- PrismTech announced the release of its new framework enabling interoperability among endpoint devices and edge Internet of Things (IoT) devices. Vortex Edge Connect provides organizations with a scalable framework, connecting data sources and applications deployed on local edge networks or in the cloud.
More organizations are deploying IoT devices that collect clinical data on the edge of the network. Traditionally, operational technology (OT) and information technology (IT) functioned separately with their own purposes, according to PrimsTech.
“Integrating OT and IT infrastructure in an end-to-end IoT system is currently an area of major cost and has been a significant roadblock to IoT adoption. Vortex Edge Connect will enable the IoT community to address this challenge in a much more efficient, cost-effective and scalable way,” PrismTech Senior Product Manager Simon Collins said in a statement.
The more devices deployed with a network, the more important it is for the devices to communicate with each other.
“For companies to leverage the benefits from the plethora of new data generated by connected assets, information must be able to flow seamlessly and very often in real-time to wherever in a system the analytics is deployed, either at the edge of a system or in the cloud,” PrimsTech said in a statement.
Organizations are challenged with how to connect the many communication technologies found in operational or field systems with other infrastructure systems containing different, higher-level protocols.
PrimsTech’s Vortex Edge Connect allows operational systems data to be accepted by IoT edge nodes. The data is then converted to an in-memory data model that can be shared with other endpoints through the framework. The data model is populated with real-time data by integrating the data via a set of protocol specific connectors.
Vortex Edge Connect supports a variety of connection models including 1-1, 1-many, and many-many.
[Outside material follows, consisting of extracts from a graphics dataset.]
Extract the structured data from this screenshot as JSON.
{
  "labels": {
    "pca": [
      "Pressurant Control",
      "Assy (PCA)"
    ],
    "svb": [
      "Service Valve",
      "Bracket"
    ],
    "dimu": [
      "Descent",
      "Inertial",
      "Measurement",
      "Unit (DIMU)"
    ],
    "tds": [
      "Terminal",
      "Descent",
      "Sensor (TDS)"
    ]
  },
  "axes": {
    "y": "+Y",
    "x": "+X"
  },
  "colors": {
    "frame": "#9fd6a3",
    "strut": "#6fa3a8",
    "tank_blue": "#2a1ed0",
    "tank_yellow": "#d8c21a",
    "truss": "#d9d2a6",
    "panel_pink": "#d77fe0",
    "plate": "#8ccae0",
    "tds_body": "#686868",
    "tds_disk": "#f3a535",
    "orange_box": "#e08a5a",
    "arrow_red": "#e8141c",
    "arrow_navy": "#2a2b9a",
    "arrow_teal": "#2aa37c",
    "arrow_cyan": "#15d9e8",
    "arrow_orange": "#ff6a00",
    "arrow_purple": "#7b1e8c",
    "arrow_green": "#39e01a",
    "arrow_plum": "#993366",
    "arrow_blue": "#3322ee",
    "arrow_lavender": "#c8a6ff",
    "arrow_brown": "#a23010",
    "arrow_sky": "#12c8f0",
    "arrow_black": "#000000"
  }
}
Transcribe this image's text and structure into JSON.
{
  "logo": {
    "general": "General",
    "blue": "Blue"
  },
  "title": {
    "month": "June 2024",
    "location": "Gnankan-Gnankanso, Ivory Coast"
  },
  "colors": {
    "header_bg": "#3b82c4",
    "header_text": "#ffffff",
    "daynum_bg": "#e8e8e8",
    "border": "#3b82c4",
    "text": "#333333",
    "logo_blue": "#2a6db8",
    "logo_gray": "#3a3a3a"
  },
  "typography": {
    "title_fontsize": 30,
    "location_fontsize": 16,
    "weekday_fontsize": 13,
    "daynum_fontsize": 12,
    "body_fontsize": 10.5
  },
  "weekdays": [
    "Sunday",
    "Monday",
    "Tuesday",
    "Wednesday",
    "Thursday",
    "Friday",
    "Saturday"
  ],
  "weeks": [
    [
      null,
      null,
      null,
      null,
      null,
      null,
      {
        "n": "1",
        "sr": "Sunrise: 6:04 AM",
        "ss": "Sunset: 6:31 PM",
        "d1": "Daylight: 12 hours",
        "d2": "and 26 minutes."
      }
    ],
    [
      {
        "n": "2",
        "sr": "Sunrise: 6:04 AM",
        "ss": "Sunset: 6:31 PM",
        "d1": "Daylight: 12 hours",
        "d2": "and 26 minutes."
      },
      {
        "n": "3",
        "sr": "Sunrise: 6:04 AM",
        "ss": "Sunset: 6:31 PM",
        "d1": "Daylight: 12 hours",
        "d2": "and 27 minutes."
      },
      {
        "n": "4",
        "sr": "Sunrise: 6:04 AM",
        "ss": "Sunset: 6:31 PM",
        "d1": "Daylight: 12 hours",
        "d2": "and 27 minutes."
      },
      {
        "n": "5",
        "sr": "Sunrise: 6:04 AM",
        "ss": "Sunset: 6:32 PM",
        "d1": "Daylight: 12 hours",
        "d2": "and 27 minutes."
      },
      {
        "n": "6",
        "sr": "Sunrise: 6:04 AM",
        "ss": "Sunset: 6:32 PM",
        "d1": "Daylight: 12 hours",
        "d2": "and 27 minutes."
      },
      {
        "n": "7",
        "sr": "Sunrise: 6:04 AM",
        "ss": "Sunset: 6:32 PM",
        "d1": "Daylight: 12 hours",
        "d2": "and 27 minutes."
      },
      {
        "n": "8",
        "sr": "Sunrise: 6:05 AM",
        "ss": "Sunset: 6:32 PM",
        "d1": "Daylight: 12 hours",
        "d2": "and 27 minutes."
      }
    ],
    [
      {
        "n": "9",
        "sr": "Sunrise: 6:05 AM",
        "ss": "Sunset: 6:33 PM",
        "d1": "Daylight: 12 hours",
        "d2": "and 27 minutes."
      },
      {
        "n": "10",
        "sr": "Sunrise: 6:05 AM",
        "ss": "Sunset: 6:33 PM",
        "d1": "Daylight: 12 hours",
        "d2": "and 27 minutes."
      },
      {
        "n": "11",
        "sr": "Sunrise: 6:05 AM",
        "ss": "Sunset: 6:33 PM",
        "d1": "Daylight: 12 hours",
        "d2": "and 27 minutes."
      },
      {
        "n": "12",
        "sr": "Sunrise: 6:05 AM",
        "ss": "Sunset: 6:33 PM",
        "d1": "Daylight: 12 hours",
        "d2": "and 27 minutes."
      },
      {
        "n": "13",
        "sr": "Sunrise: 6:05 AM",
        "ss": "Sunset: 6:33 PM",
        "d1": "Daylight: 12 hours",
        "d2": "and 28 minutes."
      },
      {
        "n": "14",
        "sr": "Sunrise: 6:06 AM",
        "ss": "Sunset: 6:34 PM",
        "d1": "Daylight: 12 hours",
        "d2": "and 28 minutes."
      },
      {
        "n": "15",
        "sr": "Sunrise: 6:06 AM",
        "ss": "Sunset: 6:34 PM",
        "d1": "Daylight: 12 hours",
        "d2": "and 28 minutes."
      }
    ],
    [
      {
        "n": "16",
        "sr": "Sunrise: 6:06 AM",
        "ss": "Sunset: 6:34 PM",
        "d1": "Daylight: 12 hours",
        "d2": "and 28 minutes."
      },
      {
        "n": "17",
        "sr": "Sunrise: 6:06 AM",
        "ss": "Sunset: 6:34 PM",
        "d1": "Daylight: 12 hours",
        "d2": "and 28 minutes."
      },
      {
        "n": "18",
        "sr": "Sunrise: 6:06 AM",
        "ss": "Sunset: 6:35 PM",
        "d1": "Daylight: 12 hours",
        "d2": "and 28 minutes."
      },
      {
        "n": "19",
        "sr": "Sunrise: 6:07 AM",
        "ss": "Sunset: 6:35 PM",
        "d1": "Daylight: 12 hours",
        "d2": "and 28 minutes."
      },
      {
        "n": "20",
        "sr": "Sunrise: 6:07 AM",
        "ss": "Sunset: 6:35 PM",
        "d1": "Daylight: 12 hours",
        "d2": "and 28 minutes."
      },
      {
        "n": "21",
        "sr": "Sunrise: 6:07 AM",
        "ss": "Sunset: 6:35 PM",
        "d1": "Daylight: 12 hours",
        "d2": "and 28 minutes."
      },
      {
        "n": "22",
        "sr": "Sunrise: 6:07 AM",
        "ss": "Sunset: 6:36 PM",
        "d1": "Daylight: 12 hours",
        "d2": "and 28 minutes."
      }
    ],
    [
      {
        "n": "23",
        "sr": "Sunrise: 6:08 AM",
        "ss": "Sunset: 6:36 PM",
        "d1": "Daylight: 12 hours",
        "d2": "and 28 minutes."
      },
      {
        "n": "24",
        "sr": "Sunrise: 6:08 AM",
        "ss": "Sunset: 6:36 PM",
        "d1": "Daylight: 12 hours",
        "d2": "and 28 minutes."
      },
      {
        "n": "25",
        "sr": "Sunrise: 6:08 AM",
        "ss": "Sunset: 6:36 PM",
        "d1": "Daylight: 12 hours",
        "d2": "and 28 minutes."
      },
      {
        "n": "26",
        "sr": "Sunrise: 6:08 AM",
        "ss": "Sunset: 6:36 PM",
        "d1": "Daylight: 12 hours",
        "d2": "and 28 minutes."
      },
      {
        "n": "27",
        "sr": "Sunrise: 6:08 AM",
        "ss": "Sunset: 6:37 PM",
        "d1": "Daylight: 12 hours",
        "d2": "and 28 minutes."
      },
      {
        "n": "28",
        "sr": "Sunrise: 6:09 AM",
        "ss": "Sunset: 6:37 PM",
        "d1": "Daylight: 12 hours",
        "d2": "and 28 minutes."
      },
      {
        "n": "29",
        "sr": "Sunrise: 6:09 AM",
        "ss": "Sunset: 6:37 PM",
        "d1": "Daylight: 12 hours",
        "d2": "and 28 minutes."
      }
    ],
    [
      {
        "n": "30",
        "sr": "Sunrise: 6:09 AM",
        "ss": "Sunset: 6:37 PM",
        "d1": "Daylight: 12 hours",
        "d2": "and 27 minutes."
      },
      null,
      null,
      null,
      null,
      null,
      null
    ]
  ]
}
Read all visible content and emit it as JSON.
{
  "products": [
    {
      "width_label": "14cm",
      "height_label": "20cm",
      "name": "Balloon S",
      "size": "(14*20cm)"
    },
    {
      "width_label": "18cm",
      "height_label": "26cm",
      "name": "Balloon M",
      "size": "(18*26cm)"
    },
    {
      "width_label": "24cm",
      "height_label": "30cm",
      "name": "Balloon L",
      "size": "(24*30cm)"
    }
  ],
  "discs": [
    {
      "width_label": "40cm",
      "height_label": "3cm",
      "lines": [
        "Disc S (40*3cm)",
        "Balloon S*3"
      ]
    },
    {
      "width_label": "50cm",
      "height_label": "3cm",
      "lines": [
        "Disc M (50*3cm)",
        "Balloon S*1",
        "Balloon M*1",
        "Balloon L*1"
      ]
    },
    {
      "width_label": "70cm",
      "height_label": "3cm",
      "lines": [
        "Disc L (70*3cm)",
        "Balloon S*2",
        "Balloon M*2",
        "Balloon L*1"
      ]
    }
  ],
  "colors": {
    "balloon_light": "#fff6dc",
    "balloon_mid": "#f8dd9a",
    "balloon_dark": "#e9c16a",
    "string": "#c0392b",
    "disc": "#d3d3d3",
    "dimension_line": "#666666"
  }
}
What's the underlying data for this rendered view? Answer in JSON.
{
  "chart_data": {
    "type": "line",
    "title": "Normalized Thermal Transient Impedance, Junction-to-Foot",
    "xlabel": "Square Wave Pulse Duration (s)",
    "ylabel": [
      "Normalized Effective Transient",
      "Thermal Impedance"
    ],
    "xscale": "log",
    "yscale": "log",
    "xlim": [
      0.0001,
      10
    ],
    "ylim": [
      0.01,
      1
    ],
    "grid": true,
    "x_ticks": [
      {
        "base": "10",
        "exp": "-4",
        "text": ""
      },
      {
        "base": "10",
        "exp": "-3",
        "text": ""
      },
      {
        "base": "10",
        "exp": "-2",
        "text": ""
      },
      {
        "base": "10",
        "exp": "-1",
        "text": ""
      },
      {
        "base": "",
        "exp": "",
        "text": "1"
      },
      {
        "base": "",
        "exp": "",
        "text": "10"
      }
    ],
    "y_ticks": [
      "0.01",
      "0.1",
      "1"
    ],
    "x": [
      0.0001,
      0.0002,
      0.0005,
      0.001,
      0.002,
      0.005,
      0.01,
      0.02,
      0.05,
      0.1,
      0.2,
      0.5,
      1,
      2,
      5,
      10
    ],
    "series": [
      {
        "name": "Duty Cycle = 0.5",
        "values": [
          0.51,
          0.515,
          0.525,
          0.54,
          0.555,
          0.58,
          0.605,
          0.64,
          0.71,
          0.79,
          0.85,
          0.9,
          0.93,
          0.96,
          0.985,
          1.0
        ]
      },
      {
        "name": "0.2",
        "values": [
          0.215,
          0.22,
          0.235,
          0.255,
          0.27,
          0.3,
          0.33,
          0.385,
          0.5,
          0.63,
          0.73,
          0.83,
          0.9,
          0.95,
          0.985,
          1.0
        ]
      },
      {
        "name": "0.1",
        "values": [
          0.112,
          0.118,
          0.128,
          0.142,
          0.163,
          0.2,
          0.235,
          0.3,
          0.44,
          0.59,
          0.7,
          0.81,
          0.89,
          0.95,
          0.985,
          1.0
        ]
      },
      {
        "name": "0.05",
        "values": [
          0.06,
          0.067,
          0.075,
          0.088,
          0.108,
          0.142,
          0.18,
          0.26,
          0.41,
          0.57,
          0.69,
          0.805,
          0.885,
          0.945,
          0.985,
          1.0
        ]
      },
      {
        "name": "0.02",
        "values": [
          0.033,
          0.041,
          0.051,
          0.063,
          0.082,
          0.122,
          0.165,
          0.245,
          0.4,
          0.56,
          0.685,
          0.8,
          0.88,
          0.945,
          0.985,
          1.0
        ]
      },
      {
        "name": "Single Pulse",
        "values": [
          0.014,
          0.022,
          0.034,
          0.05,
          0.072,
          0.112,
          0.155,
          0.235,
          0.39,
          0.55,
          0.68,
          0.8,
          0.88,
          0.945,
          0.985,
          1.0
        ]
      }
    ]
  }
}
The framework is available for Linux and Windows platforms.
Edge computing has been gaining traction in the healthcare industry as a way to process the data collected by IoT and connected medical devices.
These devices produce data at the edge of the network. Traditionally, data is produced at the edge of the network and transported back to the datacenter. Edge computing processes the data at the source or the edge of the network.
According to a report published by the IEEE Internet of Things Journal, cloud computing is not an efficient way to process data when the data is produced at the edge of the network.
Report authors defined edge computing as “enabling technologies allowing computation to be performed at the edge of the network, on downstream data on behalf of cloud services and upstream data on behalf of IoT services. The ‘edge’ is as any computing and network resources along the path between data sources and cloud data centers.”
In addition to relieving network strain, edge computing also gives clinicians access to analyzed patient data in near real-time. Real-time data saves organizations money because it prevents patients from having to come back for follow-up appointments and gives clinicians more information to make a more accurate diagnosis.
“The demand of geographically distributed data processing applications, i.e., healthcare, requires data sharing and collaboration among enterprises in multiple domains,” IEEE report authors explained. “To attack this challenge, collaborative edge can fuse geographically distributed data by creating virtual shared data views. The virtual shared data is exposed to end users via a predefined service interface.”
“An application will leverage this public interface to compose complex services for end users,” report authors continued. “These public services are provided by participants of collaborative edge, and the computation only occurs in the participant’s data facility such that the data privacy and integrity can be ensured.”
Using tools to take advantage of edge computing and integrating data lets organizations gain a better understanding of their clinical data. Providing patients with real-time results improves diagnoses and reduces the number of return visits.